— Bueno, — спокойно сказал Химинес, перейдя на испанский. — Muy bueno. Uno mas?<Хорошо. Очень хорошо. Еще разок? (исп.)>
Он попросил меня выстрелить еще раз — ох уж этот кровожадный сукин сын! Я снова передернул затвор, вогнал патрон в патронник и увидел, что Сантоса окружили несколько человек. Я стал ждать, когда они расступятся. Но подъехавший джип окончательно заблокировал мне всю видимость. Я поглядел вниз. Деревня пришла в движение, но люди, похоже, не понимали, что произошло. Там выстрел моей ручной пушки был еле слышен — точно отдаленный удар грома. С такого расстояния, если вы плохой стрелок, можно целый день палить по оленю, а он будет невозмутимо пощипывать травку, пока вы его наконец не уложите.
— Стрельните еще раз! — прошипел Химинес. — В кого-нибудь. Чтобы мои люди услышали выстрел. Они скоро войдут в деревню. Отвлеките их внимание!
Я снова припал к прицелу. Поскольку мне было все равно, в кого стрелять, я выбрал самого крупного — человека в “джунглевке”, стоящего в джипе, — и выстрелил. Но в этот момент, когда мой “магнум” изверг огонь и рев, человек пригнулся, и я понял, что промахнулся. Когда же я снова поймал его в крестик, он лежал ничком на земле, сжимая в руке пистолетик. Я отчетливо разглядел его лицо. Я опешил, потому что когда-то уже видел это лицо, хотя не мог припомнить имя его обладателя. Лицо было типично немецкое, или, точнее говоря, прусское — такие лица обычно украшены моноклем, лысиной, короткой шеей, а иногда и почетным шрамом во всю щеку. С такого расстояния, да еще и из-за “джунглевки”, я не рассмотрел ни шеи, ни прически, но шрам на щеке был — это точно. А если существовал и монокль, то, должно быть, он спрятал его в нагрудный карман.

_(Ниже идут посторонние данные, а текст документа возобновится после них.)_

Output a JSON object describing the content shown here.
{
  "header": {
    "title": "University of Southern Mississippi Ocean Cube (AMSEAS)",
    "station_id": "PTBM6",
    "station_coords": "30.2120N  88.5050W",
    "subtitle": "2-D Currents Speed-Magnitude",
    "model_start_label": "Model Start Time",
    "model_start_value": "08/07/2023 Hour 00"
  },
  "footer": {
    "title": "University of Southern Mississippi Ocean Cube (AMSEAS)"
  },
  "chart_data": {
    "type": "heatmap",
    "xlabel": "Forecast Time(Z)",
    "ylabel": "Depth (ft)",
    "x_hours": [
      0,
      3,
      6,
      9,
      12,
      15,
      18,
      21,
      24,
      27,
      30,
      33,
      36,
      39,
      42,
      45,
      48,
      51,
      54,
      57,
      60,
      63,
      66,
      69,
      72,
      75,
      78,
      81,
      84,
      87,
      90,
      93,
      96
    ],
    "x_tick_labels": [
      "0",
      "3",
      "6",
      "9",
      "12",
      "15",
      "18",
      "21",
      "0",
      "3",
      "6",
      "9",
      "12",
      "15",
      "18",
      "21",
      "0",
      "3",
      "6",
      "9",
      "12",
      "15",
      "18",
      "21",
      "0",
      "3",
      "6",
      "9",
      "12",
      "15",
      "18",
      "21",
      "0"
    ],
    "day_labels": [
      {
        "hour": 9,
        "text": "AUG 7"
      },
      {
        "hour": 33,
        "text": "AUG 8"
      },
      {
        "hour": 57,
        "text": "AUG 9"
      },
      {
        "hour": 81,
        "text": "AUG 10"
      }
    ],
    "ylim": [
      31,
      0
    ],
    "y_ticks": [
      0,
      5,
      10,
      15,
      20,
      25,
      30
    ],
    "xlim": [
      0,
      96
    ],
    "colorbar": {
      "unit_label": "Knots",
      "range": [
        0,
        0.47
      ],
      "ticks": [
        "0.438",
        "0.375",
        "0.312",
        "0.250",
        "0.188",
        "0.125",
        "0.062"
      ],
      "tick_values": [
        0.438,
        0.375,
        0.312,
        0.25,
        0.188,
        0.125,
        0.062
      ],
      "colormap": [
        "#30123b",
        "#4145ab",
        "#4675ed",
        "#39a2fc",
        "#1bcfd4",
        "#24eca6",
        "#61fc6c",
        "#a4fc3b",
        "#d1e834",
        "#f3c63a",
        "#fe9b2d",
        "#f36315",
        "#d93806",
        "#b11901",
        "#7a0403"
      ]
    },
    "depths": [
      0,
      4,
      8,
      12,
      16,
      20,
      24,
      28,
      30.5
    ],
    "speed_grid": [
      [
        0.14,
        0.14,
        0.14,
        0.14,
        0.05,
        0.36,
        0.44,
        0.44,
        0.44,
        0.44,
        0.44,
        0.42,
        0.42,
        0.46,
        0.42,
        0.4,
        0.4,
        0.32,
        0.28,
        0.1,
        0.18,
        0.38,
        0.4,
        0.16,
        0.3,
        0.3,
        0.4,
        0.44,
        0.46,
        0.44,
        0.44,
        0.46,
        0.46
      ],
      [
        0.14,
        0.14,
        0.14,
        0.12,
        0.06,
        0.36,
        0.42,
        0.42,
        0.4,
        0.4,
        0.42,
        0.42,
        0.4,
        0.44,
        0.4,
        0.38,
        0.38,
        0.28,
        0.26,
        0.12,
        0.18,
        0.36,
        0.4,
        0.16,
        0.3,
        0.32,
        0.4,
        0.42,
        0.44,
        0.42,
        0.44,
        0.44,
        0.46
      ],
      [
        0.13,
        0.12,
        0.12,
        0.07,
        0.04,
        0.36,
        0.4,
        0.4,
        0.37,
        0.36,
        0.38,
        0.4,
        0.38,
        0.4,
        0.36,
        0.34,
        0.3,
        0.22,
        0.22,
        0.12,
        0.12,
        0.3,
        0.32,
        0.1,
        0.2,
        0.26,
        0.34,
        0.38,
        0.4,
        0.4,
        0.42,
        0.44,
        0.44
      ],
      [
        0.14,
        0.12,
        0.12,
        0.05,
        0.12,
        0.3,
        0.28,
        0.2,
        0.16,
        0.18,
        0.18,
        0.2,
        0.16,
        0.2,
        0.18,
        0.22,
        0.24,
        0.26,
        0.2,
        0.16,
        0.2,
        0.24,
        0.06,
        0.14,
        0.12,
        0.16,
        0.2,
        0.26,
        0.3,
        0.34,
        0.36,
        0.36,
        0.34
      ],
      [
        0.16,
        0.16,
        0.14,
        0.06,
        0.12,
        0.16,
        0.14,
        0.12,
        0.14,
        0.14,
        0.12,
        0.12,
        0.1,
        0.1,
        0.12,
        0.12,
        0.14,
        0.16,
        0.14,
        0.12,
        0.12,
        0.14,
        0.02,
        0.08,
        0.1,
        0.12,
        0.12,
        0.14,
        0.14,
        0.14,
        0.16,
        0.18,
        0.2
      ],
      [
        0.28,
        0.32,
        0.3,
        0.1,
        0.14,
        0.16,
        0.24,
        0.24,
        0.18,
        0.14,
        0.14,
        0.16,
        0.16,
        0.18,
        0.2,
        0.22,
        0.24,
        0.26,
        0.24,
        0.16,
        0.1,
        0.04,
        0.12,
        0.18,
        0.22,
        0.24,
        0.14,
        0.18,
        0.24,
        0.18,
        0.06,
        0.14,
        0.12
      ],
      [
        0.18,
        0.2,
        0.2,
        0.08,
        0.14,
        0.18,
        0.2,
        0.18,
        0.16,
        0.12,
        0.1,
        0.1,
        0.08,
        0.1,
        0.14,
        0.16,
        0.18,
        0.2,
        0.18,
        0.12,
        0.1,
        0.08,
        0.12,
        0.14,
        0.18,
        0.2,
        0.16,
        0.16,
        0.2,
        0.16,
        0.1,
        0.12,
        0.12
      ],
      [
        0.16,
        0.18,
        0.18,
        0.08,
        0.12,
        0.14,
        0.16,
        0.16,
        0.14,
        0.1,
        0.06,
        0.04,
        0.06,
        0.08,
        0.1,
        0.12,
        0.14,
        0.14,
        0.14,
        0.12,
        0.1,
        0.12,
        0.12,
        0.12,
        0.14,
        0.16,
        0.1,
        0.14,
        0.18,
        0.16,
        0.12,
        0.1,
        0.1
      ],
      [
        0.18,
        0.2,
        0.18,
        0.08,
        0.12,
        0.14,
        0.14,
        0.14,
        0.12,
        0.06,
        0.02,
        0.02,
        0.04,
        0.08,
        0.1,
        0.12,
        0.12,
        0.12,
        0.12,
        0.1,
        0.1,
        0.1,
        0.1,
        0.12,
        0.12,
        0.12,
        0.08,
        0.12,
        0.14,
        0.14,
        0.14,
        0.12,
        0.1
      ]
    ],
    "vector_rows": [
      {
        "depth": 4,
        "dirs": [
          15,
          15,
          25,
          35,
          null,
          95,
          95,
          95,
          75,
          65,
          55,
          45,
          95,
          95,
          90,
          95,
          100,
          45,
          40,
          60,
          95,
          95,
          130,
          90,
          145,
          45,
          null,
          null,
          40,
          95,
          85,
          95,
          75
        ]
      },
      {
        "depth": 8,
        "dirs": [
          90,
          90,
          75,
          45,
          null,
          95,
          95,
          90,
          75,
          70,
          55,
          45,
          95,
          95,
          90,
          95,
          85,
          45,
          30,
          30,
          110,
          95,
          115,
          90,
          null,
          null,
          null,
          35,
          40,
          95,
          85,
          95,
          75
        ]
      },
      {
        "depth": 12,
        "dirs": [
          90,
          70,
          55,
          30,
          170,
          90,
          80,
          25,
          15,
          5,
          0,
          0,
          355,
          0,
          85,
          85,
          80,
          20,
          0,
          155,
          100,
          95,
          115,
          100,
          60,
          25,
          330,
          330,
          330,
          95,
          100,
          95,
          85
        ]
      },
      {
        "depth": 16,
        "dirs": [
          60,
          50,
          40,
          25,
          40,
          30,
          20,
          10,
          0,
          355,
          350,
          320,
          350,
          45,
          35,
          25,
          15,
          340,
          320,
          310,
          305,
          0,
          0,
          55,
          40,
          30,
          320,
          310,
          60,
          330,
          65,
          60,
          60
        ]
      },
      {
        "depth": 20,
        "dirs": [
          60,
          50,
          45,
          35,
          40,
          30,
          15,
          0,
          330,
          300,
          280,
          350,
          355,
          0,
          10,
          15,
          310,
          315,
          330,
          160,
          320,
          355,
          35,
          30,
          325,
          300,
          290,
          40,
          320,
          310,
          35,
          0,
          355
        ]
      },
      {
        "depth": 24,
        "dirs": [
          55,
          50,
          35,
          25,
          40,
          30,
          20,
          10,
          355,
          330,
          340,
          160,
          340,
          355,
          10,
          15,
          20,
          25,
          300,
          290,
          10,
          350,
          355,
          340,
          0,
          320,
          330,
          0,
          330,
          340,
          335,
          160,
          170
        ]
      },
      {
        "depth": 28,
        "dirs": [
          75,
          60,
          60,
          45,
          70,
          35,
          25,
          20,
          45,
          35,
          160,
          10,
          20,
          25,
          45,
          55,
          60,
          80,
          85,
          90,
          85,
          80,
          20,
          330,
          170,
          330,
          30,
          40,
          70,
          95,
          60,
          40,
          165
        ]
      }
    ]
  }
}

Пистолет, подумал я, скорее всего “люгер”. Стрелок с таким лицом должен предпочитать “люгеры”. Эти ребята всегда предпочитали “люгеры” новеньким “П-тридцать восьмым”, которые стреляют патронами того же калибра. Еще они обожали стеки и зеркально начищенные сапоги и всегда были уверены, что сумеют заставить Гитлера сделать за них всю грязную работу, да только он их надул и сам заставил выполнить всю грязную работу.
Но что этот человек делает в джунглях Коста-Верде? Зачем он приехал навестить банду испаноговорящих революционеров? За ответом можно было далеко не ходить. В любом месте такого человека подстерегала смерть — по приговору суда или из-за угла — от руки тех, кто еще не забыл об ужасах второй мировой войны. Прошло уже немало времени, чтобы все еще держать зло на таких, как он, — это что касается меня, — но ведь у меня не было того груза на душе, который до сих пор отягчал души других людей.